Memang artikel seperti di atas menarik untuk dibaca, namun terkadang terdapat beberapa hal darinya yang patut menjadi perhatian kita: 1) Secara umum artikel-artikel tersebut tak mendefinisikan apa sebenarnya kesuksesan itu, 2) Orang-orang yang tak begitu sukses, yang tak menjadi bagian dari penelitian mereka, mungkin saja sudah melakukan hal yang sama. Mereka malah justru mengabaikan hal-hal yang menjadi kunci utama dari kesuksesan itu sendiri seperti jumlah kekayaan yang mereka dapatkan dari orang tua, akses ke pendidikan yang baik sedari dini, dan memiliki koneksi ke orang-orang berpengaruh yang membantu jalannya usaha yang mereka bangun.

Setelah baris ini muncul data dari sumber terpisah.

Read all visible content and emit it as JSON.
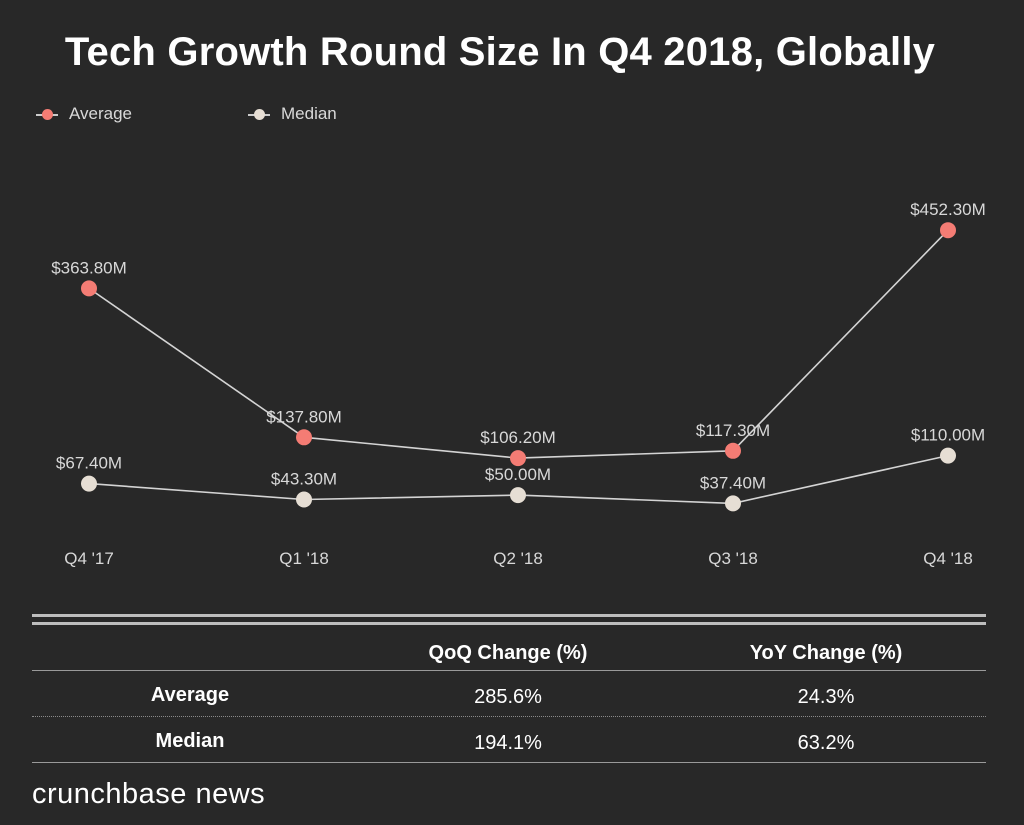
{
  "colors": {
    "average": "#f47c74",
    "median": "#e6ded4",
    "line": "#d4d4d4",
    "label": "#d8d8d8"
  },
  "chart_data": {
    "type": "line",
    "title": "Tech Growth Round Size In Q4 2018, Globally",
    "categories": [
      "Q4 '17",
      "Q1 '18",
      "Q2 '18",
      "Q3 '18",
      "Q4 '18"
    ],
    "series": [
      {
        "name": "Average",
        "values": [
          363.8,
          137.8,
          106.2,
          117.3,
          452.3
        ],
        "labels": [
          "$363.80M",
          "$137.80M",
          "$106.20M",
          "$117.30M",
          "$452.30M"
        ]
      },
      {
        "name": "Median",
        "values": [
          67.4,
          43.3,
          50.0,
          37.4,
          110.0
        ],
        "labels": [
          "$67.40M",
          "$43.30M",
          "$50.00M",
          "$37.40M",
          "$110.00M"
        ]
      }
    ],
    "xlabel": "",
    "ylabel": "",
    "legend": "top-left",
    "grid": false
  },
  "table": {
    "headers": [
      "",
      "QoQ Change (%)",
      "YoY Change (%)"
    ],
    "rows": [
      {
        "label": "Average",
        "qoq": "285.6%",
        "yoy": "24.3%"
      },
      {
        "label": "Median",
        "qoq": "194.1%",
        "yoy": "63.2%"
      }
    ]
  },
  "brand": "crunchbase news"
}
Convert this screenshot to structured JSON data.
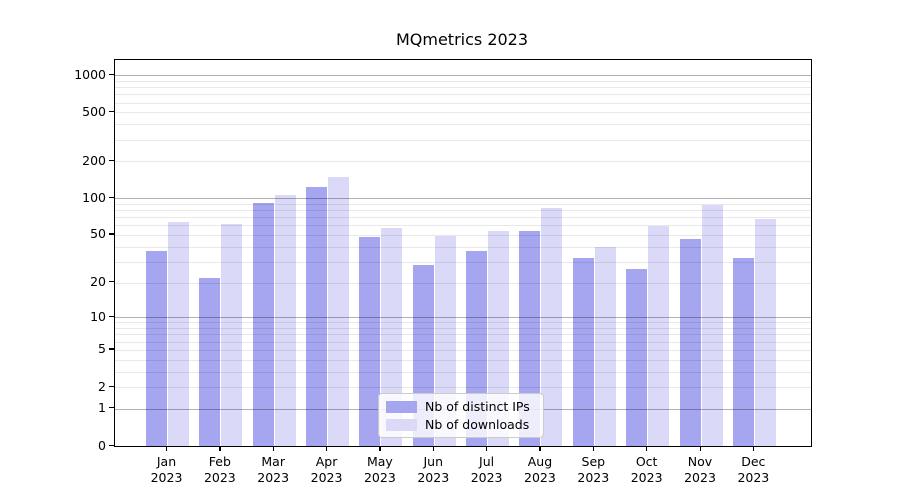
{
  "chart_data": {
    "type": "bar",
    "title": "MQmetrics 2023",
    "categories": [
      "Jan",
      "Feb",
      "Mar",
      "Apr",
      "May",
      "Jun",
      "Jul",
      "Aug",
      "Sep",
      "Oct",
      "Nov",
      "Dec"
    ],
    "category_year": "2023",
    "series": [
      {
        "name": "Nb of distinct IPs",
        "color": "#a5a5f0",
        "values": [
          37,
          22,
          92,
          123,
          48,
          28,
          37,
          54,
          32,
          26,
          46,
          32
        ]
      },
      {
        "name": "Nb of downloads",
        "color": "#dadaf8",
        "values": [
          64,
          62,
          107,
          150,
          57,
          49,
          54,
          84,
          40,
          59,
          88,
          68
        ]
      }
    ],
    "xlabel": "",
    "ylabel": "",
    "yscale": "log1p",
    "ylim": [
      0,
      1326
    ],
    "yticks": [
      0,
      1,
      2,
      5,
      10,
      20,
      50,
      100,
      200,
      500,
      1000
    ],
    "major_gridlines": [
      1,
      10,
      100,
      1000
    ],
    "minor_gridlines": [
      2,
      3,
      4,
      5,
      6,
      7,
      8,
      9,
      20,
      30,
      40,
      50,
      60,
      70,
      80,
      90,
      200,
      300,
      400,
      500,
      600,
      700,
      800,
      900
    ],
    "grid": true,
    "legend_position": "lower center"
  },
  "colors": {
    "background": "#ffffff",
    "axis": "#000000",
    "text": "#000000",
    "grid_major": "rgba(0,0,0,0.30)",
    "grid_minor": "rgba(0,0,0,0.09)",
    "legend_border": "#cccccc",
    "legend_background": "rgba(255,255,255,0.8)"
  }
}
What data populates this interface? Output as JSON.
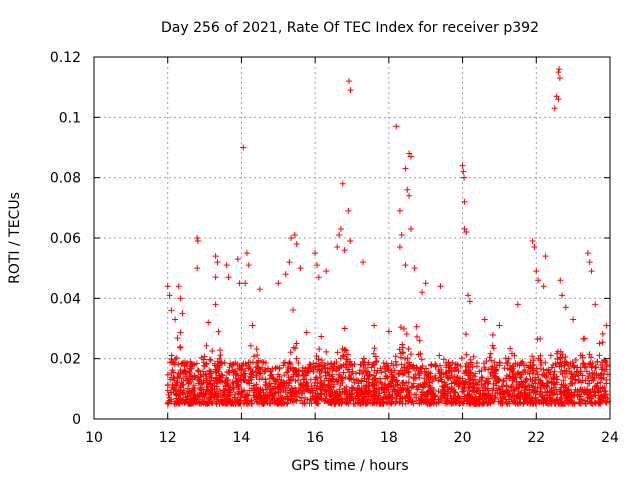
{
  "chart_data": {
    "type": "scatter",
    "title": "Day 256 of 2021, Rate Of TEC Index for receiver p392",
    "xlabel": "GPS time / hours",
    "ylabel": "ROTI / TECUs",
    "xlim": [
      10,
      24
    ],
    "ylim": [
      0,
      0.12
    ],
    "xticks": [
      "10",
      "12",
      "14",
      "16",
      "18",
      "20",
      "22",
      "24"
    ],
    "xtick_values": [
      10,
      12,
      14,
      16,
      18,
      20,
      22,
      24
    ],
    "yticks": [
      "0",
      "0.02",
      "0.04",
      "0.06",
      "0.08",
      "0.1",
      "0.12"
    ],
    "ytick_values": [
      0,
      0.02,
      0.04,
      0.06,
      0.08,
      0.1,
      0.12
    ],
    "grid": true,
    "marker": "+",
    "color": "#ff0000",
    "series": [
      {
        "name": "ROTI",
        "points": [
          [
            12.0,
            0.044
          ],
          [
            12.05,
            0.041
          ],
          [
            12.1,
            0.036
          ],
          [
            12.2,
            0.033
          ],
          [
            12.3,
            0.044
          ],
          [
            12.35,
            0.04
          ],
          [
            12.4,
            0.035
          ],
          [
            12.8,
            0.06
          ],
          [
            12.82,
            0.059
          ],
          [
            12.8,
            0.05
          ],
          [
            13.1,
            0.032
          ],
          [
            13.3,
            0.054
          ],
          [
            13.35,
            0.052
          ],
          [
            13.3,
            0.047
          ],
          [
            13.3,
            0.038
          ],
          [
            13.6,
            0.051
          ],
          [
            13.65,
            0.047
          ],
          [
            13.9,
            0.053
          ],
          [
            13.95,
            0.045
          ],
          [
            14.05,
            0.09
          ],
          [
            14.15,
            0.055
          ],
          [
            14.2,
            0.051
          ],
          [
            14.1,
            0.045
          ],
          [
            14.5,
            0.043
          ],
          [
            14.3,
            0.031
          ],
          [
            15.0,
            0.045
          ],
          [
            15.2,
            0.048
          ],
          [
            15.35,
            0.06
          ],
          [
            15.45,
            0.061
          ],
          [
            15.5,
            0.058
          ],
          [
            15.3,
            0.052
          ],
          [
            15.6,
            0.05
          ],
          [
            16.0,
            0.055
          ],
          [
            16.05,
            0.051
          ],
          [
            16.1,
            0.047
          ],
          [
            16.3,
            0.049
          ],
          [
            16.6,
            0.057
          ],
          [
            16.65,
            0.061
          ],
          [
            16.7,
            0.063
          ],
          [
            16.75,
            0.078
          ],
          [
            16.8,
            0.056
          ],
          [
            16.9,
            0.069
          ],
          [
            16.95,
            0.059
          ],
          [
            16.92,
            0.112
          ],
          [
            16.96,
            0.109
          ],
          [
            17.3,
            0.052
          ],
          [
            17.6,
            0.031
          ],
          [
            18.0,
            0.029
          ],
          [
            18.2,
            0.097
          ],
          [
            18.3,
            0.069
          ],
          [
            18.35,
            0.061
          ],
          [
            18.3,
            0.057
          ],
          [
            18.55,
            0.088
          ],
          [
            18.6,
            0.087
          ],
          [
            18.5,
            0.076
          ],
          [
            18.55,
            0.074
          ],
          [
            18.45,
            0.083
          ],
          [
            18.45,
            0.051
          ],
          [
            18.6,
            0.063
          ],
          [
            18.7,
            0.05
          ],
          [
            18.9,
            0.042
          ],
          [
            19.0,
            0.045
          ],
          [
            19.4,
            0.044
          ],
          [
            20.0,
            0.084
          ],
          [
            20.02,
            0.082
          ],
          [
            20.04,
            0.08
          ],
          [
            20.05,
            0.072
          ],
          [
            20.05,
            0.063
          ],
          [
            20.1,
            0.062
          ],
          [
            20.15,
            0.041
          ],
          [
            20.2,
            0.039
          ],
          [
            20.6,
            0.033
          ],
          [
            21.0,
            0.031
          ],
          [
            21.5,
            0.038
          ],
          [
            21.9,
            0.059
          ],
          [
            21.95,
            0.057
          ],
          [
            22.0,
            0.049
          ],
          [
            22.05,
            0.046
          ],
          [
            22.2,
            0.044
          ],
          [
            22.25,
            0.054
          ],
          [
            22.5,
            0.103
          ],
          [
            22.55,
            0.107
          ],
          [
            22.6,
            0.115
          ],
          [
            22.62,
            0.116
          ],
          [
            22.64,
            0.113
          ],
          [
            22.6,
            0.106
          ],
          [
            22.65,
            0.046
          ],
          [
            22.7,
            0.041
          ],
          [
            22.8,
            0.037
          ],
          [
            23.0,
            0.033
          ],
          [
            23.4,
            0.055
          ],
          [
            23.45,
            0.052
          ],
          [
            23.5,
            0.049
          ],
          [
            23.6,
            0.038
          ],
          [
            23.9,
            0.031
          ]
        ]
      }
    ]
  }
}
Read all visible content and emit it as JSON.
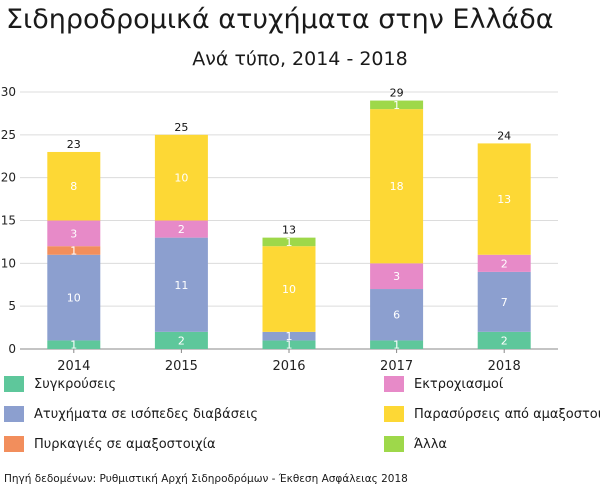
{
  "title": "Σιδηροδρομικά ατυχήματα στην Ελλάδα",
  "subtitle": "Ανά τύπο, 2014 - 2018",
  "source": "Πηγή δεδομένων:  Ρυθμιστική Αρχή Σιδηροδρόμων - Έκθεση Ασφάλειας 2018",
  "chart_data": {
    "type": "bar",
    "stacked": true,
    "categories": [
      "2014",
      "2015",
      "2016",
      "2017",
      "2018"
    ],
    "ylim": [
      0,
      30
    ],
    "yticks": [
      0,
      5,
      10,
      15,
      20,
      25,
      30
    ],
    "grid": true,
    "legend_position": "bottom",
    "totals": [
      23,
      25,
      13,
      29,
      24
    ],
    "series": [
      {
        "name": "Συγκρούσεις",
        "color": "#5ec79b",
        "values": [
          1,
          2,
          1,
          1,
          2
        ]
      },
      {
        "name": "Ατυχήματα σε ισόπεδες διαβάσεις",
        "color": "#8c9fcf",
        "values": [
          10,
          11,
          1,
          6,
          7
        ]
      },
      {
        "name": "Πυρκαγιές σε αμαξοστοιχία",
        "color": "#f28e5c",
        "values": [
          1,
          0,
          0,
          0,
          0
        ]
      },
      {
        "name": "Εκτροχιασμοί",
        "color": "#e78ac8",
        "values": [
          3,
          2,
          0,
          3,
          2
        ]
      },
      {
        "name": "Παρασύρσεις από αμαξοστοιχίες",
        "color": "#fdd835",
        "values": [
          8,
          10,
          10,
          18,
          13
        ]
      },
      {
        "name": "Άλλα",
        "color": "#9ed84a",
        "values": [
          0,
          0,
          1,
          1,
          0
        ]
      }
    ]
  }
}
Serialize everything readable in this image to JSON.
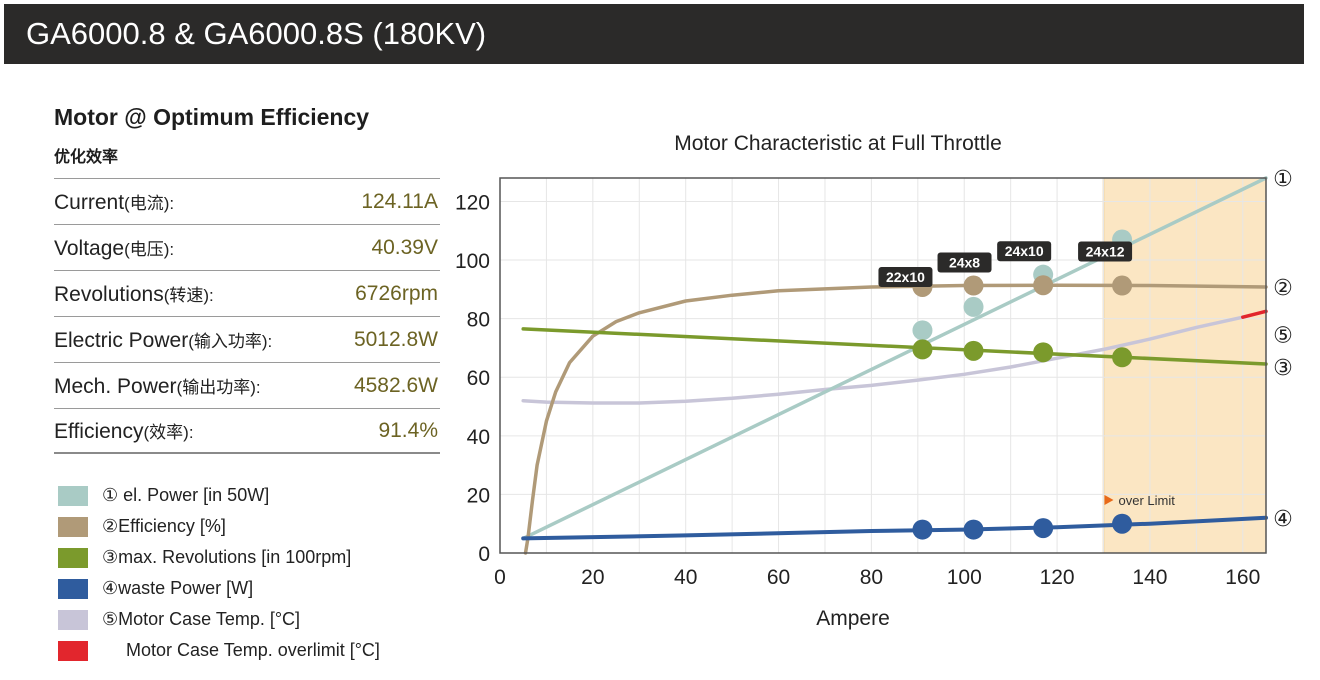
{
  "header": {
    "title": "GA6000.8 & GA6000.8S (180KV)"
  },
  "spec": {
    "heading": "Motor @ Optimum Efficiency",
    "subheading": "优化效率",
    "rows": [
      {
        "label": "Current",
        "label_cn": "(电流):",
        "value": "124.11A"
      },
      {
        "label": "Voltage",
        "label_cn": "(电压):",
        "value": "40.39V"
      },
      {
        "label": "Revolutions",
        "label_cn": "(转速):",
        "value": "6726rpm"
      },
      {
        "label": "Electric Power",
        "label_cn": "(输入功率):",
        "value": "5012.8W"
      },
      {
        "label": "Mech. Power",
        "label_cn": "(输出功率):",
        "value": "4582.6W"
      },
      {
        "label": "Efficiency",
        "label_cn": "(效率):",
        "value": "91.4%"
      }
    ]
  },
  "legend": [
    {
      "text": "① el. Power [in 50W]",
      "color": "#a9cbc5"
    },
    {
      "text": "②Efficiency [%]",
      "color": "#b09a78"
    },
    {
      "text": "③max. Revolutions [in 100rpm]",
      "color": "#7b9a2c"
    },
    {
      "text": "④waste Power [W]",
      "color": "#2f5c9e"
    },
    {
      "text": "⑤Motor Case Temp. [°C]",
      "color": "#c8c5d8"
    },
    {
      "text": "Motor Case Temp. overlimit [°C]",
      "color": "#e2262d"
    }
  ],
  "chart_data": {
    "type": "line",
    "title": "Motor Characteristic at Full Throttle",
    "xlabel": "Ampere",
    "ylabel": "",
    "xlim": [
      0,
      165
    ],
    "ylim": [
      0,
      128
    ],
    "xticks": [
      0,
      20,
      40,
      60,
      80,
      100,
      120,
      140,
      160
    ],
    "yticks": [
      0,
      20,
      40,
      60,
      80,
      100,
      120
    ],
    "over_limit_from": 130,
    "over_limit_label": "over Limit",
    "over_limit_color": "#fbe6c3",
    "series": [
      {
        "name": "① el. Power [in 50W]",
        "marker": "①",
        "color": "#a9cbc5",
        "x": [
          5,
          165
        ],
        "y": [
          5,
          128
        ]
      },
      {
        "name": "②Efficiency [%]",
        "marker": "②",
        "color": "#b09a78",
        "x": [
          5.5,
          6,
          7,
          8,
          10,
          12,
          15,
          20,
          25,
          30,
          40,
          50,
          60,
          80,
          100,
          120,
          140,
          165
        ],
        "y": [
          0,
          5,
          18,
          30,
          45,
          55,
          65,
          74,
          79,
          82,
          86,
          88,
          89.5,
          90.8,
          91.3,
          91.4,
          91.3,
          90.8
        ]
      },
      {
        "name": "③max. Revolutions [in 100rpm]",
        "marker": "③",
        "color": "#7b9a2c",
        "x": [
          5,
          165
        ],
        "y": [
          76.5,
          64.5
        ]
      },
      {
        "name": "④waste Power [W]",
        "marker": "④",
        "color": "#2f5c9e",
        "x": [
          5,
          40,
          80,
          100,
          120,
          140,
          165
        ],
        "y": [
          5,
          6,
          7.5,
          8,
          8.8,
          10,
          12
        ]
      },
      {
        "name": "⑤Motor Case Temp. [°C]",
        "marker": "⑤",
        "color": "#c8c5d8",
        "x": [
          5,
          10,
          20,
          30,
          40,
          50,
          60,
          70,
          80,
          90,
          100,
          110,
          120,
          130,
          140,
          150,
          160
        ],
        "y": [
          52,
          51.5,
          51.2,
          51.2,
          51.8,
          52.8,
          54.2,
          55.8,
          57.2,
          59,
          61,
          63.5,
          66.5,
          69.5,
          73,
          77,
          80.5
        ]
      },
      {
        "name": "Motor Case Temp. overlimit [°C]",
        "marker": "",
        "color": "#e2262d",
        "x": [
          160,
          165
        ],
        "y": [
          80.5,
          82.5
        ]
      }
    ],
    "propellers": [
      {
        "label": "22x10",
        "x": 91,
        "efficiency": 90.8,
        "el_power": 76,
        "revolutions": 69.5,
        "waste": 8
      },
      {
        "label": "24x8",
        "x": 102,
        "efficiency": 91.3,
        "el_power": 84,
        "revolutions": 69,
        "waste": 8
      },
      {
        "label": "24x10",
        "x": 117,
        "efficiency": 91.4,
        "el_power": 95,
        "revolutions": 68.5,
        "waste": 8.5
      },
      {
        "label": "24x12",
        "x": 134,
        "efficiency": 91.3,
        "el_power": 107,
        "revolutions": 66.8,
        "waste": 10
      }
    ]
  }
}
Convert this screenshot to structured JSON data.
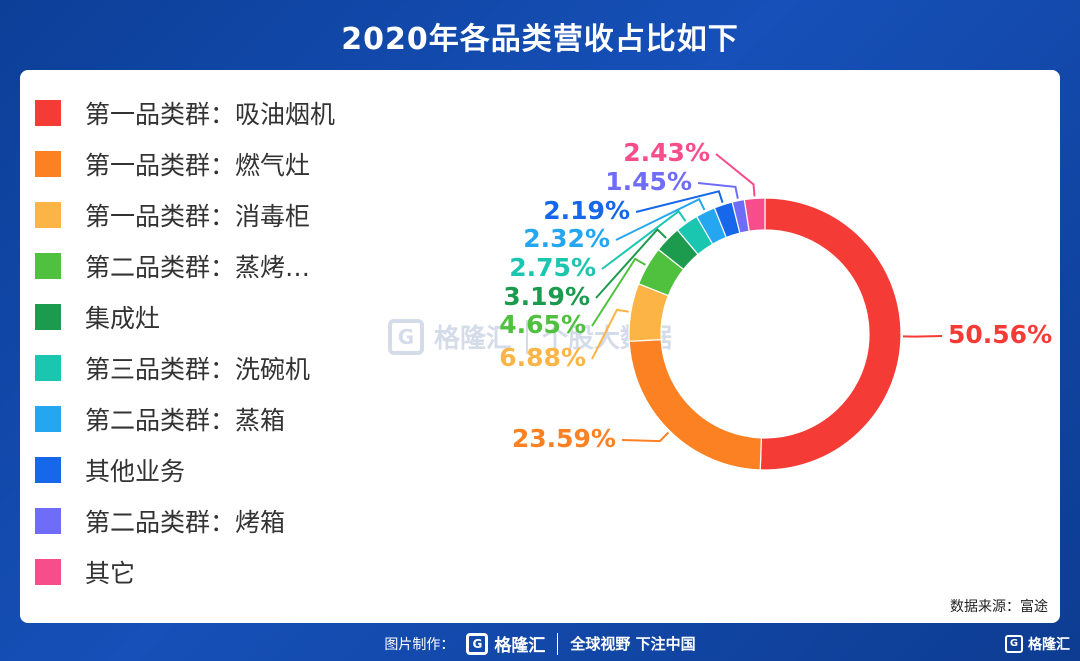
{
  "header": {
    "title": "2020年各品类营收占比如下"
  },
  "chart_data": {
    "type": "pie",
    "title": "2020年各品类营收占比如下",
    "donut": true,
    "legend_position": "left",
    "categories": [
      "第一品类群：吸油烟机",
      "第一品类群：燃气灶",
      "第一品类群：消毒柜",
      "第二品类群：蒸烤…",
      "集成灶",
      "第三品类群：洗碗机",
      "第二品类群：蒸箱",
      "其他业务",
      "第二品类群：烤箱",
      "其它"
    ],
    "values": [
      50.56,
      23.59,
      6.88,
      4.65,
      3.19,
      2.75,
      2.32,
      2.19,
      1.45,
      2.43
    ],
    "value_labels": [
      "50.56%",
      "23.59%",
      "6.88%",
      "4.65%",
      "3.19%",
      "2.75%",
      "2.32%",
      "2.19%",
      "1.45%",
      "2.43%"
    ],
    "colors": [
      "#f53b35",
      "#fb8123",
      "#fcb447",
      "#4fc13f",
      "#1c9a4d",
      "#1bc6b0",
      "#24a6f0",
      "#1667ea",
      "#6f6cf8",
      "#f74d8b"
    ]
  },
  "source": "数据来源：富途",
  "watermark": {
    "logo_char": "G",
    "brand": "格隆汇",
    "product": "个股大数据"
  },
  "footer": {
    "made_by": "图片制作：",
    "logo_char": "G",
    "brand": "格隆汇",
    "slogan": "全球视野 下注中国",
    "corner_brand": "格隆汇"
  }
}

Atau bisa saja “kesuksesan” yang mereka raih saat ini bersifat semu karena lobi-lobi politik yang mereka lakukan sehingga para politisi ataupun pihak yang berwajib menutup mata terhadap kecurangan yang mereka lakukan. Sisi-sisi tersembunyi inilah yang kadang luput dari perhatian ketika kita terlalu terpaku pada pengalaman dari kesuksesan itu sendiri.
Sebagai solusinya, penulis meminta kita untuk fokus menganalisa perbedaan dari kesuksesan dan kegagalan. Jangan menganalisa kesuksesan maupun kegagalan dalam isolasi; hanya menganalisa kegagalan saja tak akan memberi kita banyak jawaban. Selain itu, dalam pengambilan sampel penelitian, jadikan sampel tersebut dapat mewakili populasi secara keseluruhan. Jangan hanya mengambil sampel dari kelompok-kelompok tertentu saja. Dengan melihat perbedaan antara keduanya dari sampel yang benar-benar representatif, maka hal-hal yang sebelumnya tersembunyi menjadi terlihat jelas dan aksi nyata dapat dilakukan untuk meraih kesuksesan yang hakiki. Di samping itu, penting untuk melacak perbedaan tersebut dari waktu ke waktu karena waktu punya caranya sendiri untuk mengubah sesuatu.